Pisząc „Nie uwierzy mi nikt…” miałem wiele momentów, gdzie dłonie odmawiały pisania, a gardło się ściskało z emocji. Przyznam się szczerze, że gdybym nie był świadkiem takiej traumatycznej historii to z pewnością nikomu bym nie uwierzył. Stąd tytuł noweli jest nieprzypadkowy, gdyż mimo, że takie zdarzenia mają miejsce w polskim społeczeństwie to wydają się mało prawdopodobne. Historia naszego Narodu pokazuje, iż sytuacje wydające się nierealnymi okazują się szczerą, bolesną prawdą. Takim przykładem mogą być Obozy Koncentracyjne czy Getto Warszawskie. Dlatego, niech ta książka będzie bronią przeciwko znieczulicy sąsiedzkiej i społecznej. Musimy powiedzieć stanowcze „Non possumus” patologii, a za słowami powinny iść czyny. Nie wolno nam myśleć i żyć znieczulicą. W każdym mieście Polski powinien stać Pomnik Dziecka Katowanego z hasłem: „Każdy człowiek od narodzenia do śmierci ma prawo do szczęścia, wolności i miłości.” oraz działać fundacja świadcząca realną pomoc rodzinom dotkniętych przemocą i patologiami. Niech ten apel dotrze do jak największego grona ludzi i zapadnie głęboko w sercach, oraz pamięci.

Książkę dedykuję Ofiarom Przemocy w Rodzinach.

Zastraszanie

Oto historia chłopca, który pragnął miłości nieswojego ojca…

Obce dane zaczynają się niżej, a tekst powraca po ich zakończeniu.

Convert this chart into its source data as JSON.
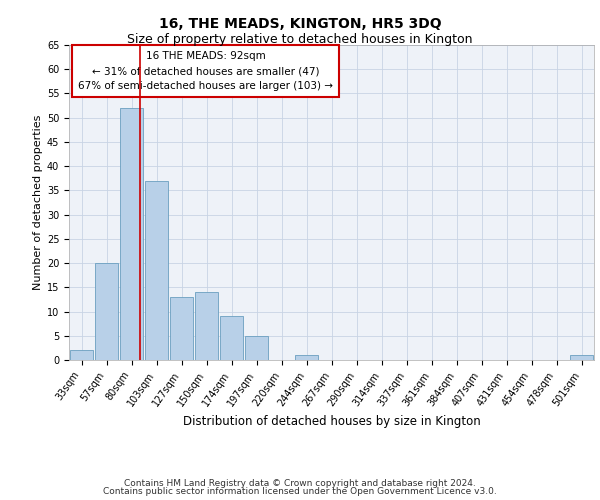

Niedzielne, popołudniowe słońce pieściło szczyty drzew lasu, otaczającego gospodarstwo Podbornych. Posesja składała się z dwóch oddzielnych domów: stuletniego drewnianego i nowego murowanego, usytuowanych na wprost siebie. Oba budynki łączyło wspólne podwórze ze studnią na środku. Po jednej stronie podwórza znajdowały się stajnie i chlewnie a po drugiej stronie stodoła z przybudówką i drewutnią. Między starym domem, a chlewnią był sad i kurnik. Całą posesję ogradzał drewniany płot z dwoma dużymi bramami, oraz furtką. Jedna brama usytuowana była obok drewnianego domu, a druga za stajnią, prowadząca na pastwiska i pola uprawne. Furtka została osadzona przy stodole i prowadziła na ścieżkę do lasu. Przy tym wyjściu znajdowała się buda z owczarkiem podhalańskim zwanym Bacą, który patrolował część podwórza na łańcuchu. Przed drewnianym domem znajdował się ogródek oddzielony niskim płotem z furtką. Po prawej stronie w rzędzie, przy płociku rosły wysokie rudbekie zwane „kaśkami”, tworząc kwiecisty żywopłot. Wzdłuż rowku usytuowanego tak aby woda spadająca z dachu mogła być odprowadzana do zbiornika obok ogródka, posadzone były rzędem piwonie i róże. Przed nimi zieleniły się chryzantemy. Resztę rabaty wypełniały cynie, dalie, astry i aksamitki zwane „śmierdziuchami”, oraz wszelkiej maści roślinami cebulowymi, z których część dawno przekwitła. Miejsca mniej reprezentatywne porastał barwinek, mięta, floks szydlasty, ostróżka, malwy, konwalie, oraz hortensje. Całość zmyślnie podzielona siatką ścieżynek.

Alkoholizm

Na schodku przed drzwiami chaty siedziała w granatowej podomce starszawa kobieta i jadła poziomki. Po podwórku biegały za czarnym małym kundlem trzy dziewczynki w wieku między sześć a osiem lat. Z obory wyszła czarnowłosa kobieta, niosąc wiadro z mlekiem.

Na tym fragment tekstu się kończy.